In this section you will find activities which investigate two artworks side by side, asking learners to find similarities and differences.
Pieter Bruegel the Elder, Landscape with Flight into Egypt, 1563
This painting depicts the story of the Holy Family (Mary on a donkey, holding the infant baby Jesus, being led by Joseph) fleeing Jerusalem under the rule of Herod, to Egypt.
The swooping panoramic landscape in this painting, depicted from an elevated viewpoint, is imaginary. It is thought to be inspired by Bruegel’s own journey to Italy, crossing the Alps.
The artist’s biographer Karl van Mander wrote:
“He swallowed up the mountains and rocks to throw them back up again… on canvases and panels.”
Although the painting depicts a story, the real focus is not on the people but on the landscape.
Paul Cézanne, Montagne Sainte-Victoire with Large Pine, c.1887
The Montagne Saint-Victoire is a mountain ridge which lies to the east of Aix-en-Province, Paul Cézanne’s hometown, in the south of France. Cézanne painted the mountain many times throughout his career. For him it came to symbolize home.
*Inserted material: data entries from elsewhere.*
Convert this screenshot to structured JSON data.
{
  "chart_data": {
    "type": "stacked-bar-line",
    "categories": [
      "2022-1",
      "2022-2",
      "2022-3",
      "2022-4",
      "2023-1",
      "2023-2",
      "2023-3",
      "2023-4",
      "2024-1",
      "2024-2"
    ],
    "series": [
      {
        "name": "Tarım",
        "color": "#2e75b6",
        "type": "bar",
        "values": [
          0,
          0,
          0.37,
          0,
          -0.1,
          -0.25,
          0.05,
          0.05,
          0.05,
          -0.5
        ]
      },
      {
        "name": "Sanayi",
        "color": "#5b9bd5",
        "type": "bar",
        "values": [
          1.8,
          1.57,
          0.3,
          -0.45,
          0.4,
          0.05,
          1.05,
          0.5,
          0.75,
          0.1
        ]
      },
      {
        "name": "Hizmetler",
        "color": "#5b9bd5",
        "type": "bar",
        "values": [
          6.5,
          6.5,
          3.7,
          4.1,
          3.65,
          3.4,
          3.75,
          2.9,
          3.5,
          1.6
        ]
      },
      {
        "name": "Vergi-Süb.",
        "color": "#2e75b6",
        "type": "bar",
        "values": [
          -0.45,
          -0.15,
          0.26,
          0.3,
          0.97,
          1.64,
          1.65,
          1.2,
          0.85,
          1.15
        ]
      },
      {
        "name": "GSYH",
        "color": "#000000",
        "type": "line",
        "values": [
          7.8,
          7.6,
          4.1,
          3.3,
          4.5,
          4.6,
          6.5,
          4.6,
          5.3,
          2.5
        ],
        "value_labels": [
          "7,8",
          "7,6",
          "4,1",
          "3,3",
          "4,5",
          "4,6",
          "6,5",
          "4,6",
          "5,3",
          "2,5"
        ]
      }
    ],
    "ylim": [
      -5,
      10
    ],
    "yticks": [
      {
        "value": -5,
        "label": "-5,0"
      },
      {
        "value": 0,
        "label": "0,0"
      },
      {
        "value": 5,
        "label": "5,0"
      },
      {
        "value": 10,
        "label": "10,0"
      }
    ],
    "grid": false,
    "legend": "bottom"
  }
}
The landscape is based on Cézanne’s observations from a viewpoint overlooking the valley of the Arc river and is one of several versions he painted of the same view.
Here the branches of the pine trees shimmer in the breeze as they follow the contours of the mountain ridge. By using this device, Cézanne makes the distant mountain seem closer and larger. Whilst the landscape may feel timeless, the presence of the railway viaduct on the right would have been a strongly contemporary reference for viewers in the late 1880s.
Cezanne uses blocks of bold colour, with blues to create atmosphere and yellows and reds to reflect the light, suggesting the sunny warmth of the south of France.
Suggested Further Activities
Learners can create a Venn diagram to compare two artworks, noting elements unique to each artwork in the outer circles, and elements applicable to both artworks in the overlapping section.
Yellow section: What I can see in the left painting
Blue section: What I can see in the right painting
Green section: What I can see in both paintings
When learners feel confident in using this technique, you could introduce a third artwork, looking for similarities in all three works, similarities between two works and elements only applicable to the individual works.
You can use this technique to compare any of the artworks of your choice, including those featured in our ESOL resources, The Courtauld Collection and the collections of other museums and galleries.
Compare and Contrast in Everyday Life:
Higher level ESOL learners can apply the same investigation techniques to compare all sort of things that they encounter day to day. This might be their journey to college, a piece of music they enjoy or their favourite film, anything at all!
Learners should work in pairs, taking it in turns to describe the individual elements that make up their chosen thing, for example if they were comparing films they might describe what genre of film it is, whether it’s live action or animated, who the lead actors are etc. Learners will then work together to figure out whether there are any similarities between both things.